Bitcoin Bear Market Correlation Hits 98% as ETF Inflows Signal Potential Reversal
As the final month of 2025 begins, the Bitcoin market is gripped by a powerful sense of repetition. A grim new analysis reveals that Bitcoin's price action is tracking its 2022 bear market bottom with near-perfect precision, boasting a staggering 98% monthly correlation. This historical echo has dashed the hopes of bulls who anticipated a parabolic end to the year, with BTC/USD experiencing a 36% comedown from its all-time highs. However, amidst this concerning price behavior, a potential catalyst for change is emerging. Data shows that U.S. spot Bitcoin and Ether exchange-traded funds (ETFs) are witnessing significant capital inflows, hinting that the intense institutional sell-off may be abating and setting the stage for a potential market reversal.
Network economist Timothy Peterson has presented data indicating that the second half of 2025 is behaving identically to the second half of 2022. In a post on X, Peterson stated, “2H2025 Bitcoin is the same as 2H2022 Bitcoin.” The statistical evidence is compelling: the correlation between the two periods has reached 80% on daily timeframes and a near-total 98% on monthly timeframes.
An accompanying chart illustrates that if this pattern holds, a genuine and sustained recovery for the BTC price may not materialize until well into the first quarter of the next year. This analysis provides a data-driven explanation for the prevailing market sentiment, suggesting that the current downturn is not merely psychological but is rooted in a repeatable, quantifiable pattern from the last major bear market.
The month of November has been particularly damaging to bullish momentum. Peterson’s analysis contextualizes this poor performance, noting, “This month ranks in the bottom 10% of daily price paths since 2015.” Historically, a "red" November for BTC/USD has often led to a similarly negative December, though typically with less severe downside volatility.
This seasonal pattern adds another layer of caution for traders and investors. The combination of a high correlation to a previous bear market bottom and seasonally weak price action creates a challenging environment for any short-term bullish recovery, reinforcing the need for a significant external catalyst to break the pattern.
While Bitcoin's price action echoes a painful past, on-chain and institutional flow data are painting a more nuanced picture. The latest figures for U.S. spot Bitcoin and Ether ETFs suggest a potential shift in institutional sentiment. According to data from Farside Investors, Bitcoin ETFs concluded Thanksgiving week with $220 million in inflows, while the Ether equivalents attracted $312 million.
These inflows are critical because they represent a measurable return of institutional capital after a period of pronounced selling pressure. For weeks, the crypto market has suffered more significant drawdowns than traditional equities, but these ETF flow numbers are among the first concrete signals that the rout may be slowing. They indicate that certain institutional players are beginning to see value at current price levels, using the approved ETF vehicles to gain exposure.

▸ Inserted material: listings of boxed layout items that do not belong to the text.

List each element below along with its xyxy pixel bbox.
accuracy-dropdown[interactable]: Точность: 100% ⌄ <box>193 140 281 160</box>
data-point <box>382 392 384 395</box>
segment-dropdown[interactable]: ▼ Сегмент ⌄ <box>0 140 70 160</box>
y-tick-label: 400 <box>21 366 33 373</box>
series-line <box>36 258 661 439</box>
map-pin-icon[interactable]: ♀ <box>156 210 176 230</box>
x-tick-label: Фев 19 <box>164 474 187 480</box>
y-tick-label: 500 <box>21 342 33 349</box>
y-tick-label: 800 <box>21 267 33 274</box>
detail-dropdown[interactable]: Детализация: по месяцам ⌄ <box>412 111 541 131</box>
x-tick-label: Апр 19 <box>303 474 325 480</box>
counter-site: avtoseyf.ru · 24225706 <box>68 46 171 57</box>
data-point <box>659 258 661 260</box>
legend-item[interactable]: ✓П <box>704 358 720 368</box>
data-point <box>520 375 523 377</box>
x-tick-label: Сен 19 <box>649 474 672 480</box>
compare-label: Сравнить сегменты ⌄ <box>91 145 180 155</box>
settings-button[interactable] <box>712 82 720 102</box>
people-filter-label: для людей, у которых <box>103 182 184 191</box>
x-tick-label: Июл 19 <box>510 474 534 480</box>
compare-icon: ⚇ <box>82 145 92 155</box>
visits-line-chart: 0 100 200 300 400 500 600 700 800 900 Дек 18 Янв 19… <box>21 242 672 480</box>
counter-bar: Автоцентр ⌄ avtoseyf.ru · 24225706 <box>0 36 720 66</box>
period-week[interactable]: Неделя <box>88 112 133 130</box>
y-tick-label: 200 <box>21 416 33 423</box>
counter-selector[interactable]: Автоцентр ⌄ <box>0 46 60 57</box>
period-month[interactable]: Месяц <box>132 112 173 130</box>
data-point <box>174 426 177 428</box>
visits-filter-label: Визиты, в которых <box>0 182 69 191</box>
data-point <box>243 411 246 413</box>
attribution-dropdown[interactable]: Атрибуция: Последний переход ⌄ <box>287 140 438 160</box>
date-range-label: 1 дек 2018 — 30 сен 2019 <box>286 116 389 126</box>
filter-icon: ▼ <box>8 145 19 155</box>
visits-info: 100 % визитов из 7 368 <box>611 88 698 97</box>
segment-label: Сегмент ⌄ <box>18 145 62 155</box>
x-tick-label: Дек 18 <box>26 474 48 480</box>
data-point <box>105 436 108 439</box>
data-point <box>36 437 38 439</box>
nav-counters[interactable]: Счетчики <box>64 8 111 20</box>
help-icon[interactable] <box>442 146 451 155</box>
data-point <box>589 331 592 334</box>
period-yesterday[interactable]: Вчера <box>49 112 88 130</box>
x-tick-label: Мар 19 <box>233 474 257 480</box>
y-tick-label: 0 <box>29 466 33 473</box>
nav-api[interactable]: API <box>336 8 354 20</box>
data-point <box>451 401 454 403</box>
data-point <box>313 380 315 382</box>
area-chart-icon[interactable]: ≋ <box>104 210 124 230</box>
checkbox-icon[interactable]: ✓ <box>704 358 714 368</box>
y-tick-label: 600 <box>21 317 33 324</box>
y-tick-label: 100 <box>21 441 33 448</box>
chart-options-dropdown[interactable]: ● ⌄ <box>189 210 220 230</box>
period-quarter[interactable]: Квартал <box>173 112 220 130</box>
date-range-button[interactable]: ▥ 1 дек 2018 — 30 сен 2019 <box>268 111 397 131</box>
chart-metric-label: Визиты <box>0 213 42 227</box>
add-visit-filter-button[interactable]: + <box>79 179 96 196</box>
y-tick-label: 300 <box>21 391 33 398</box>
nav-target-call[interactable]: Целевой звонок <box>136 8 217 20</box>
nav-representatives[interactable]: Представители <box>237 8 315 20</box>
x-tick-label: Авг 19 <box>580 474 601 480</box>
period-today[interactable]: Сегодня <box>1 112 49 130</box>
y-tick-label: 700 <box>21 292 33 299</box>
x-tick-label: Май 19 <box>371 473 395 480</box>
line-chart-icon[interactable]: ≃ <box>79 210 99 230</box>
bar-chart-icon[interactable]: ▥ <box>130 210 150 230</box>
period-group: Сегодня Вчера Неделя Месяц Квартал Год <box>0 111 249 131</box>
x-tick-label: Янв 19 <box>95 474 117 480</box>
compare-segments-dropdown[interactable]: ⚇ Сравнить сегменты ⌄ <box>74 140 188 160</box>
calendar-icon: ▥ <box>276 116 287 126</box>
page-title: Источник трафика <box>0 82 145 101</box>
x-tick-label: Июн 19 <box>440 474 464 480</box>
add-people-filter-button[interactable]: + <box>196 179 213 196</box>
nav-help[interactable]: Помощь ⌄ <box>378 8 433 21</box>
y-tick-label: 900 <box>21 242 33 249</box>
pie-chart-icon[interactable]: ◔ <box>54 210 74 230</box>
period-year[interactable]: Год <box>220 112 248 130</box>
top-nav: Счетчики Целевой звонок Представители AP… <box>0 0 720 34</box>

The potential crypto recovery must be viewed within the broader macroeconomic landscape. Data reported by The Kobeissi Letter, citing figures from Bloomberg and JPMorgan, reveals "massive inflows" into U.S. equities. Since November 2024, equity funds have attracted an astonishing $900 billion in new capital, with $450 billion flowing in over just the last five months.
The report highlighted that “equities have attracted more inflows than all other asset classes COMBINED.” This dominance of traditional equities explains the intense competition for capital that crypto assets have faced. However, the recent pivot to positive inflows in crypto-specific ETFs could signal that capital is beginning to trickle back into the digital asset space after being overwhelmingly concentrated in stocks.
The current Bitcoin market presents a complex dichotomy. On one hand, technical and historical analysis points to a continued bearish trend, with price action almost perfectly mirroring the 2022 bottom. This suggests that investors should brace for potential further consolidation or downside volatility through the end of 2025, with a true recovery possibly delayed until Q1 of next year.
On the other hand, the resurgence of inflows into spot Bitcoin and Ether ETFs provides a tangible, data-backed reason for cautious optimism. It signals that sophisticated institutions are potentially positioning themselves for a reversal, viewing current levels as an attractive entry point.
For readers and market participants, the key metrics to watch are clear:
While history appears to be repeating itself with alarming accuracy, the introduction of spot ETFs is a fundamentally new variable that did not exist in 2022. Their growing influence could be the key factor that allows Bitcoin to finally decouple from its past and forge a new path forward.
This article does not contain investment advice or recommendations. Every investment and trading move involves risk, and readers should conduct their own research when making a decision.